I was born and brought up in Italy, in a little village among mountains. In Italy I pursued my education at the Universities of L’Aquila and Chieti, earning a Master's in Italian and Latin Language and Literature and a second Master's in Education.
Before moving to New York I taught for several years Italian and Latin in many Middle Schools and Licei ( High Schools ) in Rome and its surroundings.
Besides being a dedicated teacher, I am also a published poet - in Italian, of course. As a poet, I am madly in love with my native language and I feel deeply blessed and grateful for being given the opportunity to pass on la lingua Degli Angeli ( “ Angels’ Language “, as Italian is often referred to ) to children and young people here in New York.
Indeed I consider teaching Italian and writing Italian poetry as two close-knit threads of the one, undivided mission which I have been trying, at my humble best, to carry on for so many years:
handing over the words, as a way to get grownups and children to the vibrantly radiating, exceedingly loving Word that is Christ, Our Lord, and Savior.
“Kids only need to be given the words, “ said once Don Lorenzo Milani, an Italian priest, and teacher who spent his life in a little parish in the Appennini mountains teaching to a handful of poor children of shepherds in what is now worldwide known as la Scuola di Barbiana ( “ Barbiana’s School “ ). Teaching is all about giving the words. But giving the words ( real words - not flatus vocis, mere shells of sounds ) is all about giving beauty - a grain, a trembling vibe of the radiant Beauty of Christ-Word.

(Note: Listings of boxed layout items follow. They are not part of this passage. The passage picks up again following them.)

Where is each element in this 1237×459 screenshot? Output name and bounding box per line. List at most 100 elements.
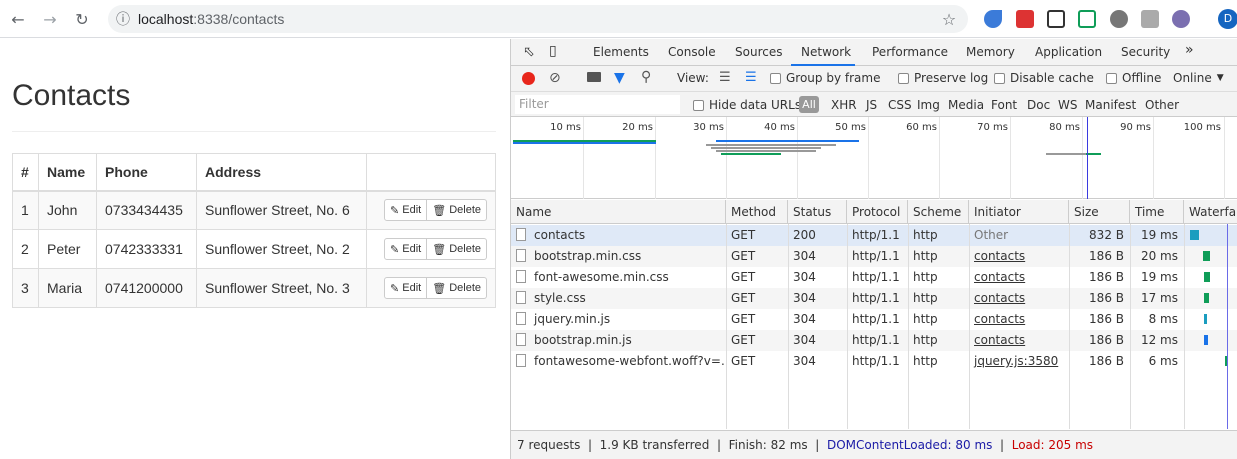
delete-label: Delete: [449, 243, 481, 255]
reload-icon[interactable]: ↻: [72, 9, 92, 29]
preserve-log-checkbox[interactable]: Preserve log: [898, 71, 988, 85]
group-by-frame-checkbox[interactable]: Group by frame: [770, 71, 880, 85]
edit-button[interactable]: ✎ Edit: [384, 238, 428, 260]
edit-button[interactable]: ✎ Edit: [384, 199, 428, 222]
clear-icon[interactable]: ⊘: [549, 70, 561, 86]
filter-ws[interactable]: WS: [1058, 98, 1077, 112]
request-cell-size: 186 B: [1089, 291, 1124, 305]
tab-network[interactable]: Network: [801, 45, 851, 59]
trash-icon: 🗑: [432, 204, 447, 217]
filter-icon[interactable]: ▼: [614, 70, 625, 86]
inspect-element-icon[interactable]: ⬁: [523, 44, 535, 60]
tab-application[interactable]: Application: [1035, 45, 1102, 59]
overview-gridline: [1082, 117, 1083, 199]
hide-data-urls-checkbox[interactable]: Hide data URLs: [693, 98, 801, 112]
col-header-waterfall[interactable]: Waterfall: [1184, 200, 1237, 224]
cell-id: 2: [12, 229, 39, 269]
request-cell-scheme: http: [913, 249, 938, 263]
request-row[interactable]: font-awesome.min.css GET 304 http/1.1 http co…: [511, 267, 1237, 288]
record-icon[interactable]: [522, 72, 535, 85]
request-name: bootstrap.min.js: [534, 333, 632, 347]
tab-memory[interactable]: Memory: [966, 45, 1015, 59]
filter-input[interactable]: Filter: [515, 95, 680, 114]
request-row[interactable]: bootstrap.min.css GET 304 http/1.1 http conta…: [511, 246, 1237, 267]
extension-search-icon[interactable]: [1110, 10, 1128, 28]
filter-all-button[interactable]: All: [799, 96, 819, 113]
request-cell-initiator[interactable]: contacts: [969, 288, 1069, 309]
cell-address: Sunflower Street, No. 6: [196, 190, 367, 230]
filter-css[interactable]: CSS: [888, 98, 912, 112]
disable-cache-checkbox[interactable]: Disable cache: [994, 71, 1094, 85]
offline-checkbox[interactable]: Offline: [1106, 71, 1161, 85]
filter-js[interactable]: JS: [866, 98, 877, 112]
network-overview: 10 ms 20 ms 30 ms 40 ms 50 ms 60 ms 70 m…: [511, 117, 1237, 199]
delete-label: Delete: [449, 204, 481, 217]
pencil-icon: ✎: [390, 282, 400, 295]
tab-sources[interactable]: Sources: [735, 45, 782, 59]
trash-icon: 🗑: [432, 243, 447, 256]
overview-tick-label: 50 ms: [835, 122, 866, 133]
tab-elements[interactable]: Elements: [593, 45, 649, 59]
request-cell-status: 304: [793, 291, 816, 305]
delete-button[interactable]: 🗑 Delete: [427, 238, 487, 260]
overview-tick-label: 30 ms: [693, 122, 724, 133]
edit-button[interactable]: ✎ Edit: [384, 277, 428, 299]
delete-button[interactable]: 🗑 Delete: [427, 199, 487, 222]
more-tabs-icon[interactable]: »: [1185, 42, 1194, 58]
request-cell-initiator[interactable]: contacts: [969, 330, 1069, 351]
request-cell-initiator[interactable]: contacts: [969, 267, 1069, 288]
col-header-protocol[interactable]: Protocol: [847, 200, 908, 224]
extension-dollar-icon[interactable]: [1078, 10, 1096, 28]
filter-img[interactable]: Img: [917, 98, 940, 112]
extension-wp-icon[interactable]: [1172, 10, 1190, 28]
profile-avatar[interactable]: D: [1218, 9, 1237, 29]
tab-security[interactable]: Security: [1121, 45, 1170, 59]
filter-xhr[interactable]: XHR: [831, 98, 857, 112]
table-row: 1 John 0733434435 Sunflower Street, No. …: [12, 190, 496, 230]
request-cell-initiator[interactable]: contacts: [969, 246, 1069, 267]
info-icon[interactable]: ⓘ: [113, 9, 133, 29]
waterfall-bar: [1190, 230, 1199, 240]
throttling-select[interactable]: Online ▼: [1173, 71, 1224, 85]
filter-other[interactable]: Other: [1145, 98, 1179, 112]
chevron-down-icon: ▼: [1216, 73, 1224, 83]
overview-gridline: [583, 117, 584, 199]
overview-icon[interactable]: ☰: [745, 70, 757, 85]
url-text[interactable]: localhost:8338/contacts: [138, 11, 284, 27]
request-cell-initiator[interactable]: jquery.js:3580: [969, 351, 1069, 372]
tab-performance[interactable]: Performance: [872, 45, 948, 59]
request-row[interactable]: style.css GET 304 http/1.1 http contacts 186 B…: [511, 288, 1237, 309]
col-header-size[interactable]: Size: [1069, 200, 1130, 224]
filter-media[interactable]: Media: [948, 98, 984, 112]
extension-shield-icon[interactable]: [1016, 10, 1034, 28]
filter-doc[interactable]: Doc: [1027, 98, 1050, 112]
back-icon[interactable]: ←: [8, 9, 28, 29]
col-header-status[interactable]: Status: [788, 200, 847, 224]
search-icon[interactable]: ⚲: [641, 69, 651, 85]
large-rows-icon[interactable]: ☰: [719, 70, 731, 85]
overview-bar: [716, 140, 859, 142]
col-header-name[interactable]: Name: [511, 200, 726, 224]
request-row[interactable]: jquery.min.js GET 304 http/1.1 http contacts 1…: [511, 309, 1237, 330]
forward-icon[interactable]: →: [40, 9, 60, 29]
extension-list-icon[interactable]: [1141, 10, 1159, 28]
col-header-time[interactable]: Time: [1130, 200, 1184, 224]
extension-eyedropper-icon[interactable]: [984, 10, 1002, 28]
screenshot-icon[interactable]: [587, 72, 601, 82]
bookmark-star-icon[interactable]: ☆: [939, 9, 959, 29]
request-cell-initiator[interactable]: contacts: [969, 309, 1069, 330]
request-name: fontawesome-webfont.woff?v=…: [534, 354, 726, 368]
col-header-initiator[interactable]: Initiator: [969, 200, 1069, 224]
delete-button[interactable]: 🗑 Delete: [427, 277, 487, 299]
device-toolbar-icon[interactable]: ▯: [549, 43, 557, 59]
tab-console[interactable]: Console: [668, 45, 716, 59]
filter-manifest[interactable]: Manifest: [1085, 98, 1136, 112]
request-row[interactable]: fontawesome-webfont.woff?v=… GET 304 http/1…: [511, 351, 1237, 372]
request-row[interactable]: contacts GET 200 http/1.1 http Other 832 B 19 m…: [511, 225, 1237, 246]
col-header-method[interactable]: Method: [726, 200, 788, 224]
col-header-scheme[interactable]: Scheme: [908, 200, 969, 224]
overview-bar: [711, 147, 821, 149]
filter-font[interactable]: Font: [991, 98, 1017, 112]
request-row[interactable]: bootstrap.min.js GET 304 http/1.1 http contac…: [511, 330, 1237, 351]
extension-tab-icon[interactable]: [1047, 10, 1065, 28]
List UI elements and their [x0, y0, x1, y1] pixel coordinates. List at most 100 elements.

In the momentous breaking-in of Transfiguration, when Jesus fully revealed himself on Mount Tabor, “ his face shone like the sun, and his clothes became white as light “.
Christ the Word is first and foremost Beauty. He is la Grande Bellezza ( “ the Great Beauty “ ).
As a teacher (and all the more as a Catholic teacher) I want my students to experience, in the new, puzzling words they meet in Italian class like unknown asteroids, a gleam of this Grande Bellezza - something they’ll never get to through the virtual stream of words endlessly floating over their laptops’ screens, leaving behind not even the fleeting foam left on the water by a sailing boat.
That’s why, for instance, I usually hand-write, on paper stripes, in big-size letters, the words we work on in our classes: my students pass them over to each other looking at, touching, sensing them with their fingers like flowers’ petals ( handwriting slows down the reader so that awareness of the inner beauty of a word can rise up in his heart and head ).
And, most of all, that’s why I make a point, in my classes, of singing the words we are working on (the Italian language is especially favorable to singing: not by chance the Opera was created in Italy ). I usually start my classes by presenting my students with a few lines from the upcoming Sunday Mass Responsorial Psalm or Gospel ( often also with some strophes from the best Italian folk/pop songs ). I sing myself these lines like monks have been used to through the centuries, and encourage my students to sing along ( we are meant to be singing creatures: in heavens, our eternal peace and joy will be singing Holy Trinity’s praises).
So hands-in and singing are, to say so, the firm cornerstones which my Italian classes are grounded upon.